HISTORIC BRIDGES OF ARKANSAS
6:30 p.m. Friday, March 3
AETN (Comcast Ch. 3, Broadcast Ch. 2)
In travel, as in relationships, you really don’t know how important and valuable bridges are until they’re gone. Luckily for us — in terms of bricks and mortar bridges, anyway — we live in a very poor state. So poor, in fact, that while a richer state might have long since blown up and replaced most of our historic and/or rickety spans with spanking new concrete, we have a number of bridges still hanging around from early in the last century. Here, the good folks at AETN take you on a video safari in search of some of the oldest and most historic bridges in the state, some of which have been keeping our feet dry for well over a hundred years.
REZONED
8:30 p.m. Sunday, March 5
HGTV (Comcast Ch. 49)
Though this writer lives in a house so traditional it might have been drawn by a crayon-wielding first grader, we’ve always admired those souls willing to make a go of it in a non-traditional space — an old factory, garage, or storefront. While these aren’t for everyone, for the adventurous, they can make for fun and funky living quarters. Here, in its new show “Rezoned,” HGTV visits a number of spaces that once had more to do with commerce than couches and chairs. Included this week: an Oregon grocery turned home, an Idaho warehouse turned loft, and a Nebraska typewriter factory transformed into studios and condominiums.
BLACK/WHITE
9 p.m. Wednesday, March 8
FX (Comcast Ch. 59)
Like it or not, one of the biggest and most volatile components of the American psyche is the racial divide — two Americas, black and white. In this innovative reality series from one of the most innovative networks on television, FX sets out to explore that divide.
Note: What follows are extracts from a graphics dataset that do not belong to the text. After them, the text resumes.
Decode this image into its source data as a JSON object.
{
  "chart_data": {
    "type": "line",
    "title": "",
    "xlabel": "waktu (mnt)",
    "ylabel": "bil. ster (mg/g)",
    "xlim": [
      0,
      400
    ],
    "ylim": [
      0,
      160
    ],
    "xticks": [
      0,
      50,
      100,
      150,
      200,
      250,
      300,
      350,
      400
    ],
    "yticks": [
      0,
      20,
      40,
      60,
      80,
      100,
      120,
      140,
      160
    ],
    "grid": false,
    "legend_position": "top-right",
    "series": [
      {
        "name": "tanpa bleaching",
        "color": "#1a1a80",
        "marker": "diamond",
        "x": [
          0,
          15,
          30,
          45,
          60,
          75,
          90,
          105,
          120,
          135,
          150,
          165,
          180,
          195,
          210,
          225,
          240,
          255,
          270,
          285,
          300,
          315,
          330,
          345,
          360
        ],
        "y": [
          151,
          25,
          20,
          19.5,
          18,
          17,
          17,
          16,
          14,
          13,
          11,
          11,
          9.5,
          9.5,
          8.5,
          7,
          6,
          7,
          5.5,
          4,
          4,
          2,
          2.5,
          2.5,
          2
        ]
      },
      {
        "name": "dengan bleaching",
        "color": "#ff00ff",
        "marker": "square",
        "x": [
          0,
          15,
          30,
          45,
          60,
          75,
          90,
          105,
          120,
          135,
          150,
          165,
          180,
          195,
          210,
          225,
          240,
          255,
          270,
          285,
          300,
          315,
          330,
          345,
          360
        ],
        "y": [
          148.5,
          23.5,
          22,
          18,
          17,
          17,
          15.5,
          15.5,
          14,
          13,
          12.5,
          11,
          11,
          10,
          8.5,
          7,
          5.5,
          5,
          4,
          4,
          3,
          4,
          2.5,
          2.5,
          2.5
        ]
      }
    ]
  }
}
Here, in a new show produced by rapper Ice Cube, two families — one white and one black — are brought together to live in a single LA house. What’s more, with the help of Hollywood makeup artists, they are transformed into their racial opposites (blacks into whites, whites into blacks) and must venture out into the world to experience it through new eyes. Corny, yes. But it’ll probably make for some enlightening television, and we need all that we can get.